1. Quarters: Each quarter is worth 25 cents. So, y quarters would be worth 25y cents.
2. Dimes: Each dime is worth 10 cents. So, 7y dimes would be worth 70y cents.
3. Nickels: Each nickel is worth 5 cents. So, (2y - 1) nickels would be worth 5(2y - 1) cents.
To find the total amount, we add up the values of each type of coin:
Total amount = 25y + 70y + 5(2y - 1)
Simplifying, we have:
Total amount = 25y + 70y + 10y - 5
Combining like terms, we get:
Total amount = 105y + 10y - 5
Finally, rearranging the terms, we have the total amount in cents as:
Total amount = 115y - 5 cents.
To find the total amount of money in cents, we need to determine the value of each coin and then calculate the sum.
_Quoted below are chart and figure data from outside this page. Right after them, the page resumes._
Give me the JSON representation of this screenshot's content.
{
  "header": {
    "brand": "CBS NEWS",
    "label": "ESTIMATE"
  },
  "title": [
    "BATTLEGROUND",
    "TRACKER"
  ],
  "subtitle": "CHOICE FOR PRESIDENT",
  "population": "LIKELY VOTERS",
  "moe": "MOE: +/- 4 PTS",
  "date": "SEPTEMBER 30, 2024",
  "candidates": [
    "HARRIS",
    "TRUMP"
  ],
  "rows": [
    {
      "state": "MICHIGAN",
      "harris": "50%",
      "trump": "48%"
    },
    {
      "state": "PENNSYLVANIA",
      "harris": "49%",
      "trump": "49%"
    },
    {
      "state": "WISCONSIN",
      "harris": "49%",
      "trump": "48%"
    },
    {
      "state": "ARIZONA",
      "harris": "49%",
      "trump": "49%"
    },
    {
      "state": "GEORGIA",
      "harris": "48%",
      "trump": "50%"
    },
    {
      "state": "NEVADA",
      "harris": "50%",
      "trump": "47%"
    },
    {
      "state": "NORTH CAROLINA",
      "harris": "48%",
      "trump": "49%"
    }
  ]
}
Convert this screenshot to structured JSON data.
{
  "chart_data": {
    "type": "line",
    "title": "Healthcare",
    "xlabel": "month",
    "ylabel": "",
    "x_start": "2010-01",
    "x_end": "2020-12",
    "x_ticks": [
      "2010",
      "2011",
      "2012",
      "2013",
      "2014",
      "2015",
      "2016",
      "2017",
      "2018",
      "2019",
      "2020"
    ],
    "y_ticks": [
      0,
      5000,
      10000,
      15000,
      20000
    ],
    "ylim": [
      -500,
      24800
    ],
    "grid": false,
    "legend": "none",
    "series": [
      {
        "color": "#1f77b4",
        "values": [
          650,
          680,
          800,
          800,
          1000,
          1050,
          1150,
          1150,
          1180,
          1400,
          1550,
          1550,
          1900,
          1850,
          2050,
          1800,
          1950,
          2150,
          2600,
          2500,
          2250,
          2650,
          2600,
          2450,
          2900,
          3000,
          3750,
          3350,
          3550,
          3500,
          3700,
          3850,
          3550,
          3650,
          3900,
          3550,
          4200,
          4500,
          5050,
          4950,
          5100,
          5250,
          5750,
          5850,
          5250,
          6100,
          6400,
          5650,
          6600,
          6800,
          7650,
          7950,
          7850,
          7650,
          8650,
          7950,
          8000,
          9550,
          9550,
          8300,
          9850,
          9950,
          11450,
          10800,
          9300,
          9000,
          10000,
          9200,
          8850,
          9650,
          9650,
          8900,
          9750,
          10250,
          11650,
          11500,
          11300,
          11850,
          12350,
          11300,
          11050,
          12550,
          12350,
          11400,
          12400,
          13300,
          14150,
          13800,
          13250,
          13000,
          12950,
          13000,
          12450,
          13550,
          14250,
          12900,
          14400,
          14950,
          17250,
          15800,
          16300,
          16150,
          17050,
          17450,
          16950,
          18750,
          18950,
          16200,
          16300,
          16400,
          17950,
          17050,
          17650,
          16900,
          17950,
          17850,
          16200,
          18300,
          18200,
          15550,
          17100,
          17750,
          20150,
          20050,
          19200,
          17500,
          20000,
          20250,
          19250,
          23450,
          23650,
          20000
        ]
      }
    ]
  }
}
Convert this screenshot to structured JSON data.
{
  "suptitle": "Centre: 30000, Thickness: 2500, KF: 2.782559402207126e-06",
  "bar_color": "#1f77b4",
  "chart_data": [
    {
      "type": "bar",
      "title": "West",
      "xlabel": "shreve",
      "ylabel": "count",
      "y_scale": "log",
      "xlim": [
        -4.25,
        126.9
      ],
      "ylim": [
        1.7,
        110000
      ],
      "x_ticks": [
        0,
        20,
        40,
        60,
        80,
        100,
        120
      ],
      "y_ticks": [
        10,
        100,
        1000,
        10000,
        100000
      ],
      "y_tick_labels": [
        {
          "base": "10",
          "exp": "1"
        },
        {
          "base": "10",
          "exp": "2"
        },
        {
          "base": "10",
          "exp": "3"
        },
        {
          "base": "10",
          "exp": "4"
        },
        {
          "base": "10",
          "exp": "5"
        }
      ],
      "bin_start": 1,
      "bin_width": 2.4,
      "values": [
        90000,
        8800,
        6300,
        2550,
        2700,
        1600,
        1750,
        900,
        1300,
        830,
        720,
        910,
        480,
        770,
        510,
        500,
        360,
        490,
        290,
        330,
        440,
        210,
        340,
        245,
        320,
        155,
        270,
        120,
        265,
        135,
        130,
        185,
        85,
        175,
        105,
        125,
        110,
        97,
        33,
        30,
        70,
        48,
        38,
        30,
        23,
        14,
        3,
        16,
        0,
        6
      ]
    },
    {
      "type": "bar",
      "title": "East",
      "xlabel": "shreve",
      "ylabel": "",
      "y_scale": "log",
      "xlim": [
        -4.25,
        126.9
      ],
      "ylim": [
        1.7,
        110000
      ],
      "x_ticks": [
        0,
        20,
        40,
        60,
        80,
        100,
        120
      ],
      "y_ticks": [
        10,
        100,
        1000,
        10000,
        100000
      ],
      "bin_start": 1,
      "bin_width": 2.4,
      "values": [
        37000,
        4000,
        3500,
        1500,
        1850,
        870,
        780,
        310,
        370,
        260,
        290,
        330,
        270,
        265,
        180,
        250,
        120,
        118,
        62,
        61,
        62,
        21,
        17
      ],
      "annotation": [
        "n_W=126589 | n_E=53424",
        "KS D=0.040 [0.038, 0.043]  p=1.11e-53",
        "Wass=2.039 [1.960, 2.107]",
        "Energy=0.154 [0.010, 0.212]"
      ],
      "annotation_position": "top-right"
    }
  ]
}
The value of one quarter is 25 cents, so y quarters would be worth 25 * y cents.
The value of one dime is 10 cents, so 7y dimes would be worth 10 * 7y = 70y cents.
The value of one nickel is 5 cents, so (2y - 1) nickels would be worth 5 * (2y - 1) cents.
To find the total amount, we add up the values of the three types of coins:
Total amount = 25y + 70y + 5(2y - 1) cents.
Now let's simplify the expression:
Total amount = 25y + 70y + 10y - 5 cents.
Combining like terms, we get:
Total amount = (25y + 70y + 10y) - 5 cents.
Total amount = 105y - 5 cents.
Therefore, the total amount of money in cents is represented by the expression 105y - 5 cents.